-
1. Re: Using normalised data from Microsoft SQL DataBase
Bill LyonsDec 31, 2015 6:04 PM (in response to Christian Contino)
What you call "normalized," I would call "over-normalized." In none of the examples in the document you reference do they suggest having a field name be a column value. Each column should have values that would be considered together in a set to be aggregated in some way (sum, average, etc.). Temperature and ice cream sales may be correlated in some way, but you would never add a temperature to ice cream sales. Every value in a measure column should be in the same units (e.g. currency in dollars, weight in pounds, quantity, etc.). Dimension values should all be values in the same category (e.g. names of cities, flavors of ice cream, etc.).
A more common problem encountered by new Tableau users is to have multiple columns for values that should be a single column, for example they have separate columns for sales in 2010, 2011, 2012, 2013, 2014, etc. This frequently needs to be reshaped or "pivoted" to have a column for "year," and a column for "sales." This is what the old Excel reshaper tool did, and what the new data connector does in 9.0.
I hope that helps.
-
2. Re: Using normalised data from Microsoft SQL DataBase
Bora Beran Dec 31, 2015 10:25 PM (in response to Christian Contino)1 of 1 people found this helpfulHi Christian,
Depending on what you're trying to do, you can achieve this without transforming your data by simply using Field on a number of shelves. E.g. you can show average ice-cream sales and average temperature on the same chart as different color line by dragging Field onto Color shelf.

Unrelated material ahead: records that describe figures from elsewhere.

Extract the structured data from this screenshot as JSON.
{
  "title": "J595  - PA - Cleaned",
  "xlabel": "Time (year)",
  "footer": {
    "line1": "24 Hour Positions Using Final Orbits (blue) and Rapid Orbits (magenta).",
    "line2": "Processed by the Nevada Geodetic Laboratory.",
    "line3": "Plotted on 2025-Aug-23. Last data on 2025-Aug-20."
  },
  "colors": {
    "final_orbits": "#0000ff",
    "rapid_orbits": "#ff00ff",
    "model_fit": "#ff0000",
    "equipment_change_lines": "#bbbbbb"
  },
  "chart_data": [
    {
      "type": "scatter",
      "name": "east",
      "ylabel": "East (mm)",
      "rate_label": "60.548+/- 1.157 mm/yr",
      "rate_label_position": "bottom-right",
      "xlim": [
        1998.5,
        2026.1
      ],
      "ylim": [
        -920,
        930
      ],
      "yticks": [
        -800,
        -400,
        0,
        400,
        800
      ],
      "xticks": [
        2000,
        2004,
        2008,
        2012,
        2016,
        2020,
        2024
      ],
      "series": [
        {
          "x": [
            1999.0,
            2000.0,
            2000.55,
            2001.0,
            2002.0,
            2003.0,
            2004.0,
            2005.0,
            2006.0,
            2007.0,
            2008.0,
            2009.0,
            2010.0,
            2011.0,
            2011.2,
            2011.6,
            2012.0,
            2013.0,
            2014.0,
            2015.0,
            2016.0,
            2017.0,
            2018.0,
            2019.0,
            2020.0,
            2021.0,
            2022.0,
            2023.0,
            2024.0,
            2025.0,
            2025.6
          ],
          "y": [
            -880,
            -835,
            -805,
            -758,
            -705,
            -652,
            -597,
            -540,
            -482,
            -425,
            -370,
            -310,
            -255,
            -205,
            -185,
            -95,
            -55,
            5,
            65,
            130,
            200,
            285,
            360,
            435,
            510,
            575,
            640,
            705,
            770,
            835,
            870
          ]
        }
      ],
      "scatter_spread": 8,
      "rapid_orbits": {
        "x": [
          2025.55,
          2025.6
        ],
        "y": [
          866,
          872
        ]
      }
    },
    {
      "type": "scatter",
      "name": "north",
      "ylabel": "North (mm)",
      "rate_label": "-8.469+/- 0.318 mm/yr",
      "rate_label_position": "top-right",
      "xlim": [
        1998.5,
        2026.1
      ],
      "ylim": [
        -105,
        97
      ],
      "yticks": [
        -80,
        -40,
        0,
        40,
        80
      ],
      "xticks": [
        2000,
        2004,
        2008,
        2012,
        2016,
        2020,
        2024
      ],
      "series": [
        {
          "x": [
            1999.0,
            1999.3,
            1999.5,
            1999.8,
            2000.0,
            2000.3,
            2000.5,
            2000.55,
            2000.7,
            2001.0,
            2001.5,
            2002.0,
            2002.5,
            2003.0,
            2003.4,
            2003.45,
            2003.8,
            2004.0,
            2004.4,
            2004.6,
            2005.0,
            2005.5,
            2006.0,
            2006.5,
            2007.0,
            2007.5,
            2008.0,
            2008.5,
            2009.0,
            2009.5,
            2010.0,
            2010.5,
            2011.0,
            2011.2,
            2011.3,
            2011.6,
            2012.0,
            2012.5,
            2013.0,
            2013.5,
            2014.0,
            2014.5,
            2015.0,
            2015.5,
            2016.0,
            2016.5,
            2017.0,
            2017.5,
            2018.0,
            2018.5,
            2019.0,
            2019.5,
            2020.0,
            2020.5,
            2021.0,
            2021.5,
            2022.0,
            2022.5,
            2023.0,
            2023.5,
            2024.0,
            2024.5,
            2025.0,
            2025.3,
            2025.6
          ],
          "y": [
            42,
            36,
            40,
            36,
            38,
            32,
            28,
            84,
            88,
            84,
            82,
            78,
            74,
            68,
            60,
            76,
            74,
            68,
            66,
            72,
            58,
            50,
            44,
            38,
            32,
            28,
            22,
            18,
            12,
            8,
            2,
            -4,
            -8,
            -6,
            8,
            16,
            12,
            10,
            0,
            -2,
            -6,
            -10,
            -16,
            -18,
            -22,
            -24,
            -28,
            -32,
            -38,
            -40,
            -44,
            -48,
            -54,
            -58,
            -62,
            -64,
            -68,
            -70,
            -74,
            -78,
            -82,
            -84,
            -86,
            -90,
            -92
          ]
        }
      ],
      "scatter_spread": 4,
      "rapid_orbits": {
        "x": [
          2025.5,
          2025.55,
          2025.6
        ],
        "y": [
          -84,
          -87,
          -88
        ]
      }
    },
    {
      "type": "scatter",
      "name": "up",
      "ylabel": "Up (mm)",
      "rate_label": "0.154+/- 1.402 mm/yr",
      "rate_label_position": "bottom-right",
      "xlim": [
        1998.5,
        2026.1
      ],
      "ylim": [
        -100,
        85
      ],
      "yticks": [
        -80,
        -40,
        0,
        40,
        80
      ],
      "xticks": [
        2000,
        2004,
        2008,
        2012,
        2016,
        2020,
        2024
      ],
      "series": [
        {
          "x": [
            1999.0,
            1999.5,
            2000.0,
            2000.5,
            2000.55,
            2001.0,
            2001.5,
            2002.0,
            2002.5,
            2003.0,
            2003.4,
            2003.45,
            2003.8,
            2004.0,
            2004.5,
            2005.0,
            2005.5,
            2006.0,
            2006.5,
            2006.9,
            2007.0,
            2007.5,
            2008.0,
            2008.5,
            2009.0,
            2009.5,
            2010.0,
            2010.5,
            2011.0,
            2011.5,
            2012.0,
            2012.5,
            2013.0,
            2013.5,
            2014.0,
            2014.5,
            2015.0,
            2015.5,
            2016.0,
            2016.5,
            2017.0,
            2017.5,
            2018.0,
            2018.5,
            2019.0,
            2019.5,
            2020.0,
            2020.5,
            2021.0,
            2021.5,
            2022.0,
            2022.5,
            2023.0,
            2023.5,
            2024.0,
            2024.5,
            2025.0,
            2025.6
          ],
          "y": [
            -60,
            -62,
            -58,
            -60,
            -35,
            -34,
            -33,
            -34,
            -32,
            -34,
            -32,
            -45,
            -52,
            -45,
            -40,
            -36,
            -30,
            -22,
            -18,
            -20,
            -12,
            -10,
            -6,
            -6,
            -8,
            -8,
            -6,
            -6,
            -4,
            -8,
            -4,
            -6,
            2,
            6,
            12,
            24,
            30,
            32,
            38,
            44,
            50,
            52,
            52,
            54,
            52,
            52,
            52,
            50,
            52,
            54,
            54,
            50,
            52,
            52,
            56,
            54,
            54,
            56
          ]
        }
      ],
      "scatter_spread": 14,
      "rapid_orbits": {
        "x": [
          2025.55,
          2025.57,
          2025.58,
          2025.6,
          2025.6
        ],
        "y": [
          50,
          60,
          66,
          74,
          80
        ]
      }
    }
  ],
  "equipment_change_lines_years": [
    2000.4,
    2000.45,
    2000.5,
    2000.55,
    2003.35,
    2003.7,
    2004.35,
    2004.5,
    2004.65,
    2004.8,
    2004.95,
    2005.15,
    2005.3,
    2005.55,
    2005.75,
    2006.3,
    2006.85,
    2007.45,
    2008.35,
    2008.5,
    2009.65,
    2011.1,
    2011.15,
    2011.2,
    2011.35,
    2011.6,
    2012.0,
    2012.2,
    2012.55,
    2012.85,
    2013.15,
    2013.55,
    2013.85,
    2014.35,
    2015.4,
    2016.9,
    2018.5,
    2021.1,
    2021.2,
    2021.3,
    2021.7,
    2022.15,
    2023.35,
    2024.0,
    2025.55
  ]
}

If you want to use different aggregations or use them in the same sheet in different calculations you can break them up by writing a calculation like
IF [Field]='Temperature' then [Value] END
And another calculated field like
IF [Field]='Ice Cream Sales' then [Value] END
This way you're breaking each field into a separate column since each of these fields only return the values in the [Value] column if field is of particular type.
If you really want to transform your data, you can use Custom SQL option in the Data tab and write a SQL query that takes advantage of PIVOT function on SQL Server.